The Ram and the Shroud of Turin
I’ve always enjoyed symbols as metaphors. They are, at least, food for thought. This one, The Shroud Of Turin And The Symbolism Of The Ram Caught In The Bramble Bush is from the Shroud of Turin News blog:
Abraham saw a Ram with its horns caught in a bramble bush. This ram was then sacrificed as a burnt offering on the altar, by Abraham and Isaac. Now, here was Abraham willing to sacrifice his much wanted and loved son, Isaac, so why would not God hesitate to let his own son, Jesus be sacrificed, as the Lamb, as suggested in the Jewish prophecies that Jehovah would provide a sacrifice. Besides this, Abraham knew that God had promised him plenty of grandsons through Isaac. So Abraham knew that God would not let Isaac be killed. He also knew that this action showed that he trusted in God enough to be willing to sacrifice his most precious son, Isaac on God’s command. So, the Lamb of God’s forehead was symbolically covered with cruel thorns before he was sacrificed on the Cross to save mankind. The thorns are definitely not in the shape of a crown, as seen in paintings, but are more like one and a half inch long bramble thorns gathered from the roadside and placed in a really rough fashion on the forehead and scalp of Jesus. These cruel marks can be seen on the shroud of Turin, even today.
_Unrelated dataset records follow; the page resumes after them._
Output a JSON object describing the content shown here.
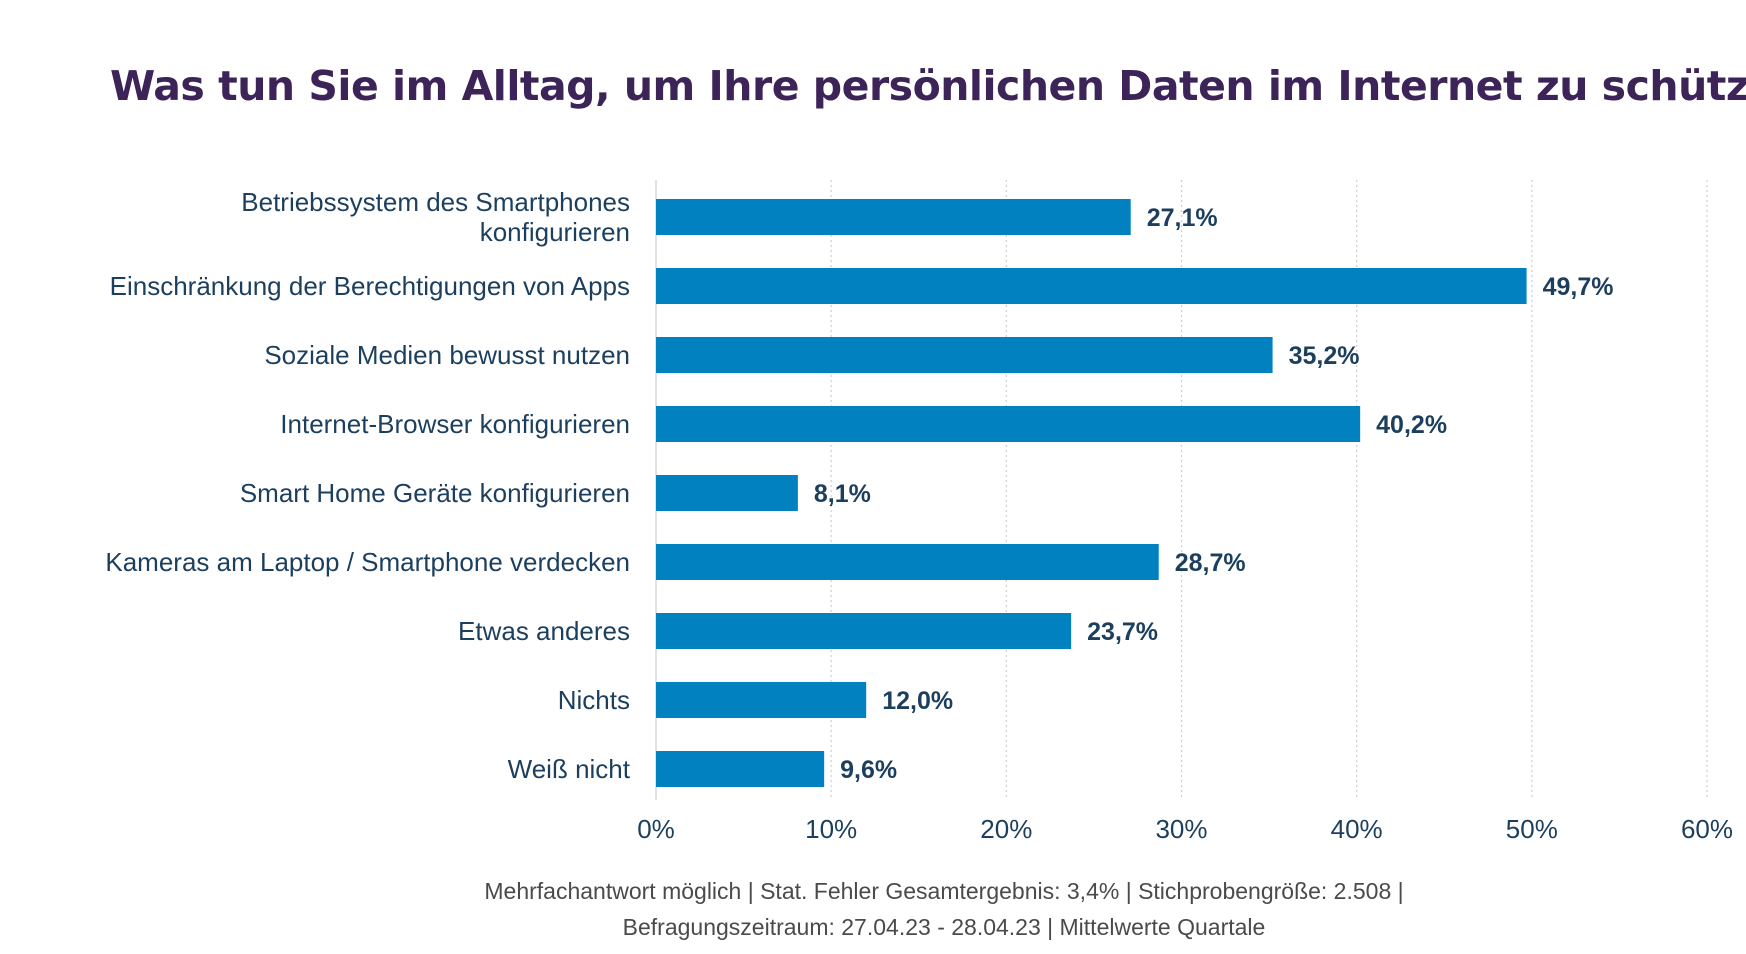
{
  "colors": {
    "bar": "#0281c0",
    "title": "#3c2358",
    "label": "#1c3f5e",
    "axis": "#1c3f5e",
    "grid": "#cfcfcf",
    "footnote": "#4a4a4a"
  },
  "chart_data": {
    "type": "bar",
    "orientation": "horizontal",
    "title": "Was tun Sie im Alltag, um Ihre persönlichen Daten im Internet zu schützen?",
    "categories": [
      [
        "Betriebssystem des Smartphones",
        "konfigurieren"
      ],
      [
        "Einschränkung der Berechtigungen von Apps"
      ],
      [
        "Soziale Medien bewusst nutzen"
      ],
      [
        "Internet-Browser konfigurieren"
      ],
      [
        "Smart Home Geräte konfigurieren"
      ],
      [
        "Kameras am Laptop / Smartphone verdecken"
      ],
      [
        "Etwas anderes"
      ],
      [
        "Nichts"
      ],
      [
        "Weiß nicht"
      ]
    ],
    "values": [
      27.1,
      49.7,
      35.2,
      40.2,
      8.1,
      28.7,
      23.7,
      12.0,
      9.6
    ],
    "value_labels": [
      "27,1%",
      "49,7%",
      "35,2%",
      "40,2%",
      "8,1%",
      "28,7%",
      "23,7%",
      "12,0%",
      "9,6%"
    ],
    "xlim": [
      0,
      60
    ],
    "xticks": [
      0,
      10,
      20,
      30,
      40,
      50,
      60
    ],
    "xtick_labels": [
      "0%",
      "10%",
      "20%",
      "30%",
      "40%",
      "50%",
      "60%"
    ],
    "grid": true,
    "legend": "none"
  },
  "footnote": {
    "line1": "Mehrfachantwort möglich | Stat. Fehler Gesamtergebnis: 3,4% | Stichprobengröße: 2.508 |",
    "line2": "Befragungszeitraum: 27.04.23 - 28.04.23 | Mittelwerte Quartale"
  }
}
My favorite symbol as metaphor is of the angels in the tomb that perhaps represent the golden cherubim on the cover of the Ark of the Covenant. This is how Rowan Williams, the Archbishop of Canterbury put it in his book, On Christian Theology:
For the cherubim flanking the ark define a space where God would be if God were anywhere (the God of Judah is the one who sits between the cherubim or even ‘dwells’ between the cherubim); but there is no image between the cherubim. . . . And if John does mean us to catch an allusion here, we must suppose that it is to this non-representable, non-possible dimension of the paradoxical manifestation of God to God’s people: it may even connect with the stories of non-recognition which John and his editor or continuator in the final chapter of the gospel as we have it clearly find so fertile a ground for narrative meditation. But whatever was in the evangelist’s mind, the space between the angels is no bad metaphor for a number of features of the tomb tradition that should concentrate our minds theologically.
I remember having long discussions with Fr. Kim Dreisbach about this notion. We might even think of the two images on the shroud in a similar way or think of John’s angels being inspired representations the images on the shroud.